4. гибридизации захват

  1. Подготовка 500 мл 2 x гибридизации (Гибнер) буфера (200 мм МЧС, 2 M NaCl, 40 мм ЭДТА, 0,02% Tween-20) и 500 мл буфера мытья (NaCl, 0,2% SDS, 200 мм 50 мм трис рН 8). Храните Гибнер и мыть буферов на 4 ᵒC и комнатной температуре, соответственно, на срок до 3 месяцев. Используйте половину 2 буфера x Hyb подготовить 1 x гибридизации буфера. Также храните его на 4 ᵒC на срок до 3 месяцев.
    Примечание: Общий объем гибридизации захвата будет вдвое больший объем результирующей выборки на предыдущем шаге (как описано до настоящего времени, объем образца будет около 6 мл и таким образом общая гибридизации объем будет 12 мл).
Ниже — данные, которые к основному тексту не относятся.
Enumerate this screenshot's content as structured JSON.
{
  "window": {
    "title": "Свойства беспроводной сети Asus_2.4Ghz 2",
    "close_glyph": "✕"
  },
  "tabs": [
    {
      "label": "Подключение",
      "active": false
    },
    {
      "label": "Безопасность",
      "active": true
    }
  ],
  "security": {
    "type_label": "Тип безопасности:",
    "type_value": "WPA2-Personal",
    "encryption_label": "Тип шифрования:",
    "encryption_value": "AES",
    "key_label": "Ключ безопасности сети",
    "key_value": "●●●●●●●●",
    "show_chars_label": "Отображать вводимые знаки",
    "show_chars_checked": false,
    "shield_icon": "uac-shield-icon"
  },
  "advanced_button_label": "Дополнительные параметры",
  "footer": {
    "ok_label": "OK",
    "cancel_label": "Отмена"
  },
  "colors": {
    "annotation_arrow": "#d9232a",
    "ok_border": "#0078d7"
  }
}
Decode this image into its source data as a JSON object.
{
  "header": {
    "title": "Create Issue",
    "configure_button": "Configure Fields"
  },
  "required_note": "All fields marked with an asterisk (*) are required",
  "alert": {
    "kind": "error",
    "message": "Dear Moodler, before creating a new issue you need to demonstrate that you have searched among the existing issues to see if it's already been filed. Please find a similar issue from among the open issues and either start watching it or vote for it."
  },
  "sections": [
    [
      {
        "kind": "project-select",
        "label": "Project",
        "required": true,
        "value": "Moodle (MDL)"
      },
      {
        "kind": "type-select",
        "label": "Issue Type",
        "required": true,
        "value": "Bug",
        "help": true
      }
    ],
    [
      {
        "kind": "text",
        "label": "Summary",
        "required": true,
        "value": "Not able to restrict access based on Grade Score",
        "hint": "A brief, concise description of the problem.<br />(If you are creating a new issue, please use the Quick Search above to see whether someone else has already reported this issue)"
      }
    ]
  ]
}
  2. Отложите бусы, равный 5% от объема всего гибридизации захвата (600 мкл в данном случае). Подходящих магнит необходима для работы с бисером в следующих шагах.
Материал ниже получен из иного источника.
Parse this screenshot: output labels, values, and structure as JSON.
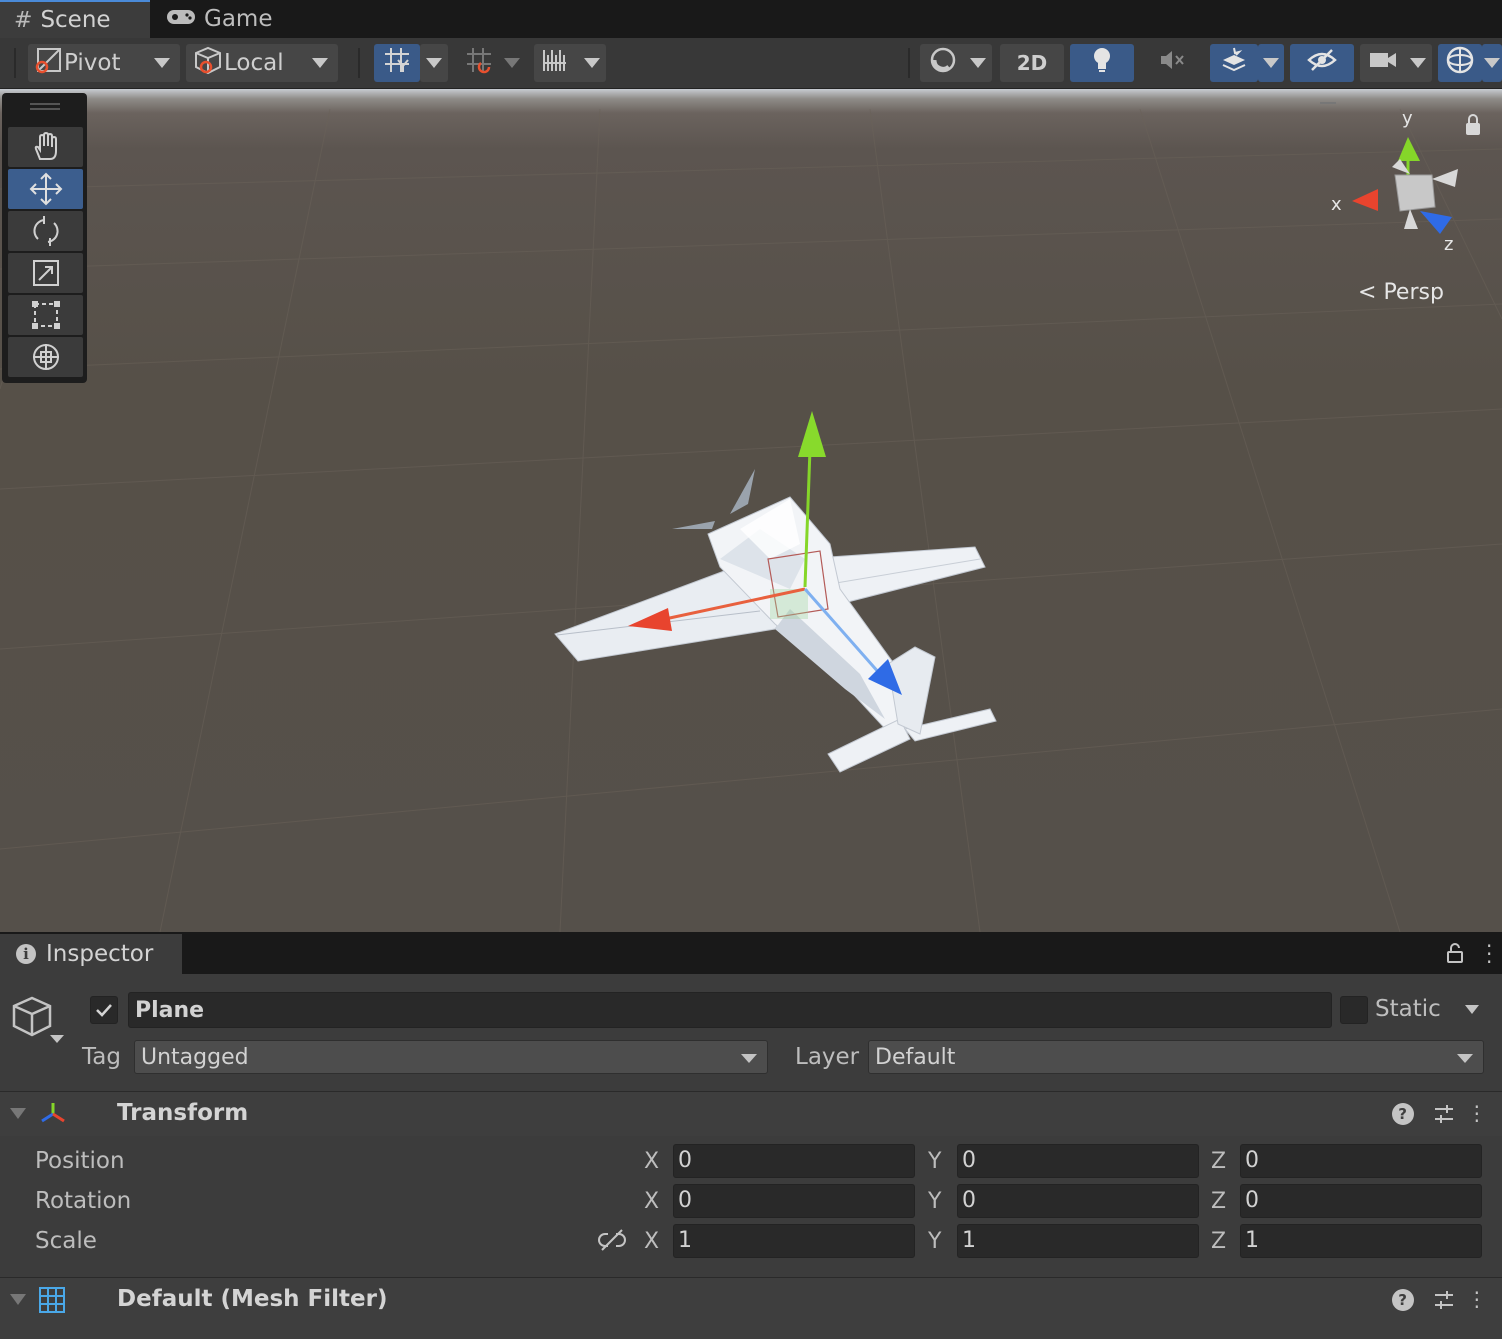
{
  "tabs": {
    "scene": "Scene",
    "game": "Game"
  },
  "toolbar": {
    "pivot_label": "Pivot",
    "local_label": "Local",
    "mode_2d_label": "2D",
    "icons": [
      "grid-snap-icon",
      "increment-snap-icon",
      "ruler-icon",
      "shading-mode-icon",
      "lighting-icon",
      "audio-mute-icon",
      "effects-icon",
      "hidden-objects-icon",
      "camera-icon",
      "gizmos-icon"
    ]
  },
  "scene": {
    "persp_label": "Persp",
    "gizmo_axes": {
      "x": "x",
      "y": "y",
      "z": "z"
    },
    "tools": [
      "hand-tool",
      "move-tool",
      "rotate-tool",
      "scale-tool",
      "rect-tool",
      "transform-tool"
    ],
    "active_tool": "move-tool"
  },
  "inspector": {
    "tab_label": "Inspector",
    "object_name": "Plane",
    "active": true,
    "static_label": "Static",
    "tag_label": "Tag",
    "tag_value": "Untagged",
    "layer_label": "Layer",
    "layer_value": "Default",
    "transform": {
      "title": "Transform",
      "position": {
        "label": "Position",
        "x": "0",
        "y": "0",
        "z": "0"
      },
      "rotation": {
        "label": "Rotation",
        "x": "0",
        "y": "0",
        "z": "0"
      },
      "scale": {
        "label": "Scale",
        "x": "1",
        "y": "1",
        "z": "1"
      },
      "axis_labels": {
        "x": "X",
        "y": "Y",
        "z": "Z"
      }
    },
    "mesh_filter": {
      "title": "Default (Mesh Filter)"
    }
  },
  "colors": {
    "accent": "#3a5a88",
    "x_axis": "#e8442e",
    "y_axis": "#85d629",
    "z_axis": "#2f6be6"
  }
}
  3. Вымойте бусины три раза с 1 x Гибнер буфера, используя два раза объем бусины (1200 мкл). Ресуспензируйте бисер в 1200 мкл 2 x Гибнер буфера. Место труб на магните, до тех пор, пока решение очищает и удалить буфер.
  4. Выполнения предварительной очистки реакции в 1,5 мл отцентрифугировать трубы с максимум 700 мкл образца в трубку. Добавьте достаточно бусины (5%) и 2 x Гибнер буфер для разбавления Гибнер буфер 1 x (10 ламп с 600 мкл пример, 120 мкл промывают бисера высокомобильна в 2 x Гибнер буфера и 480 мкл 2 x Гибнер буфера). Инкубировать их за 10 мин на 31 ᵒC с конца над конце вращения (~ 30-60 об/мин).
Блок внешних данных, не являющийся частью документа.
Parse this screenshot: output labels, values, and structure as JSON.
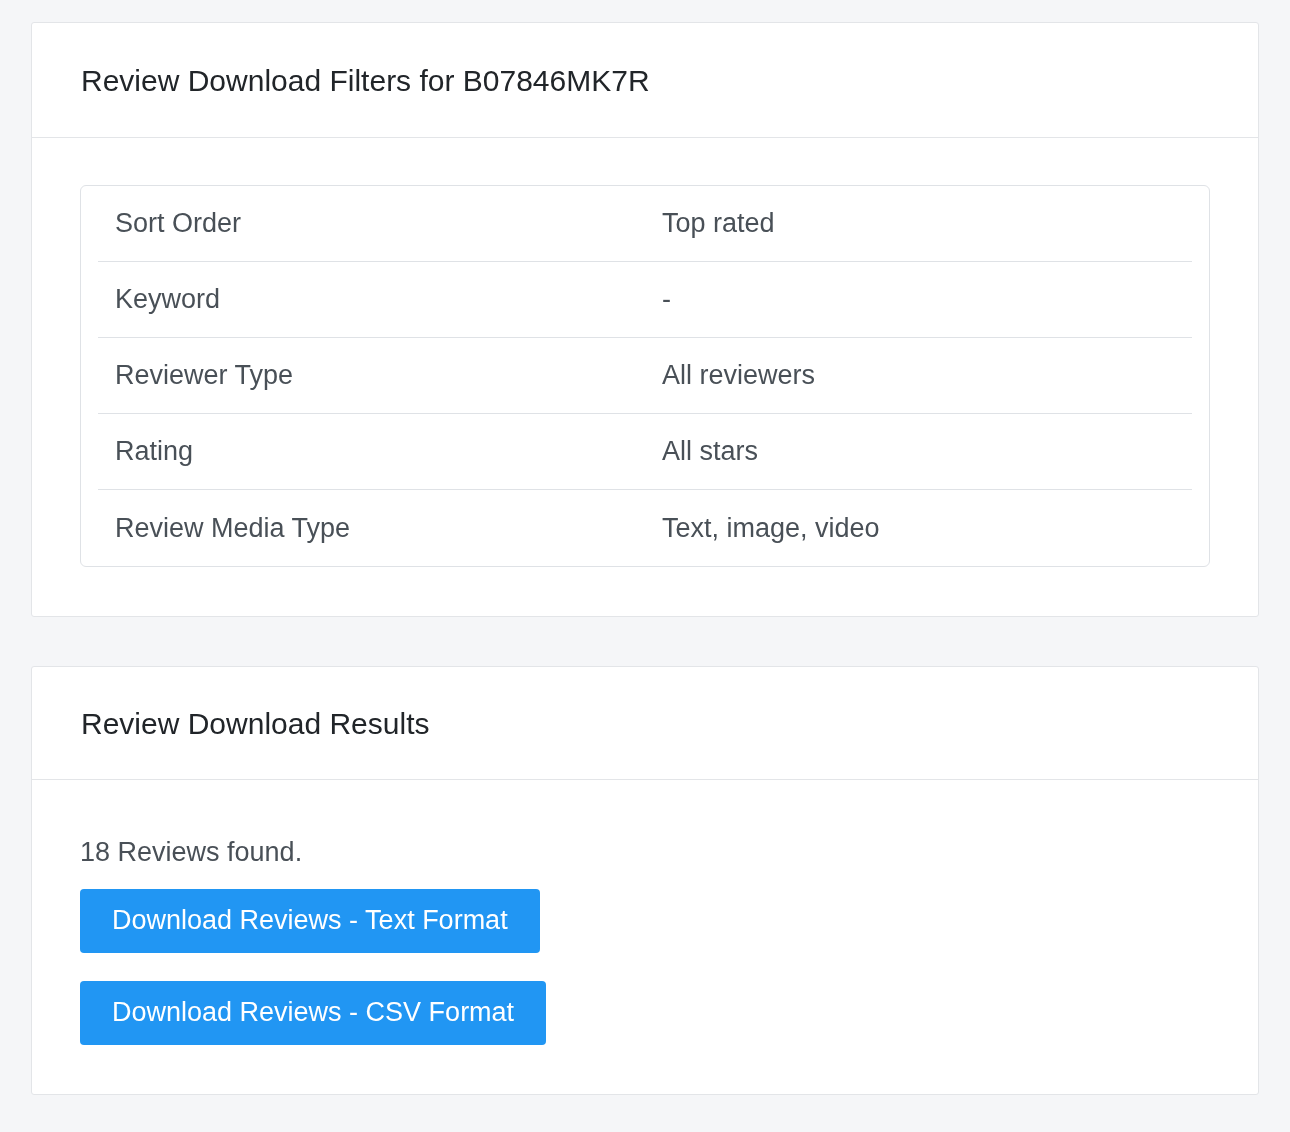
{
  "filters_card": {
    "title": "Review Download Filters for B07846MK7R",
    "rows": [
      {
        "label": "Sort Order",
        "value": "Top rated"
      },
      {
        "label": "Keyword",
        "value": "-"
      },
      {
        "label": "Reviewer Type",
        "value": "All reviewers"
      },
      {
        "label": "Rating",
        "value": "All stars"
      },
      {
        "label": "Review Media Type",
        "value": "Text, image, video"
      }
    ]
  },
  "results_card": {
    "title": "Review Download Results",
    "summary": "18 Reviews found.",
    "buttons": [
      "Download Reviews - Text Format",
      "Download Reviews - CSV Format"
    ]
  }
}
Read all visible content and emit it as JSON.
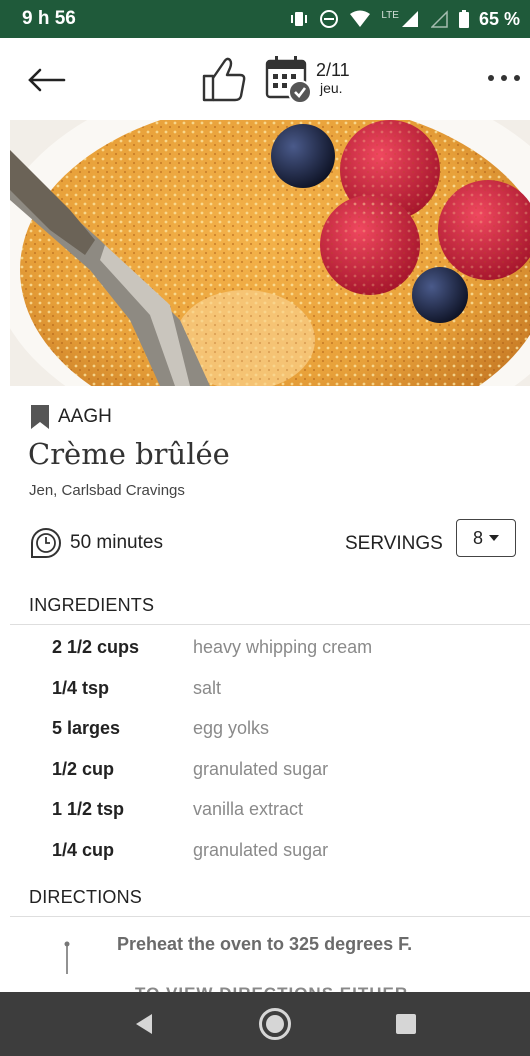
{
  "status": {
    "time": "9 h 56",
    "network": "LTE",
    "battery": "65 %"
  },
  "header": {
    "icons": [
      "back-arrow-icon",
      "thumbs-up-icon",
      "calendar-check-icon",
      "more-icon"
    ],
    "date_day": "2/11",
    "date_weekday": "jeu."
  },
  "hero": {
    "subject": "crème brûlée with raspberries and blueberries",
    "accent_colors": [
      "#e8a13a",
      "#c51f3a",
      "#1c2340"
    ]
  },
  "recipe": {
    "collection": "AAGH",
    "title": "Crème brûlée",
    "author": "Jen, Carlsbad Cravings",
    "time": "50 minutes",
    "servings_label": "SERVINGS",
    "servings_value": "8"
  },
  "ingredients": {
    "heading": "INGREDIENTS",
    "items": [
      {
        "qty": "2 1/2 cups",
        "name": "heavy whipping cream"
      },
      {
        "qty": "1/4 tsp",
        "name": "salt"
      },
      {
        "qty": "5 larges",
        "name": "egg yolks"
      },
      {
        "qty": "1/2 cup",
        "name": "granulated sugar"
      },
      {
        "qty": "1 1/2 tsp",
        "name": "vanilla extract"
      },
      {
        "qty": "1/4 cup",
        "name": "granulated sugar"
      }
    ]
  },
  "directions": {
    "heading": "DIRECTIONS",
    "steps": [
      "Preheat the oven to 325 degrees F."
    ],
    "peek_text": "TO VIEW DIRECTIONS EITHER"
  },
  "colors": {
    "status_bar": "#1f5a3a",
    "nav_bar": "#3d3d3d"
  }
}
  5. Место труб на магнит, пока бусы карданной передачи были заблокированы и передавать образцы новой трубы. Выбросите бисер.
    Примечание: С этого момента вперед, рекомендуются трубки низкого привязки.
  6. Ресуспензируйте захвата олигонуклеотиды для рабочего раствора 10 пмоль/мкл и мкл 4 этого решения к каждой трубе.
    Примечание: Различные регионы может выступать в качестве элемента управления для друг друга, но рекомендуется включить захват олигонуклеотида с ее последовательность, кинулись в качестве истинный отрицательный контроль.
  7. Инкубировать трубы для 40 мин на 42 ᵒC с конца над конце вращения (~ 30-60 об/мин).
  8. Во время инкубации выделить необходимые бисер (0,3 мкл/пмоль олигонуклеотида захвата). Мыть бисер три раза, как описано в шаге 4.3, но Ресуспензируйте клеток в 1 x Гибнер буфера.
  9. Добавить промытый бусины образца и Проинкубируйте образцы для 30 мин на RT с конца над конце вращения (~ 30-60 об/мин). Место труб на магните и удалить супернатант после иммобилизованных бисер.
  10. Стиральные шарики
    1. Добавить 1,2 мл буфера мытья и инкубации образца для 5 минут с конца над конце вращения (~ 30-60 об/мин) на RT. место трубы на магнит и ждать пару минут до решения очищает. Удаление буфера и повторите этот шаг.
    2. Добавить 1,2 мл буфера мытья и проинкубируйте 1 час с конца над конце вращения (~ 30-60 об/мин) на RT. место трубы на магните и подождать пару минут до решения очищает. Удаление буфера и повторите этот шаг, сокращая время инкубации до 30 мин во второй раз.
    3. Добавить 200 мкл буфера мытья и Инкубируйте 15 мин с конца над конце вращения (~ 30-60 об/мин) на 31 ᵒC. Место труб на магните и подождать пару минут до решения очищает. Удаление буфера.
    4. 200 мкл PBS и проинкубируйте 5 мин с конца над конце вращения (~ 30-60 об/мин) на RT. место трубы на магните и подождать пару минут до решения очищает. Удаление буфера и повторите этот шаг.
  11. Простые элюции
    1. 40 мкл молекулярного уровня воды к бисеру и Инкубируйте на 94 ᵒC за 5 мин.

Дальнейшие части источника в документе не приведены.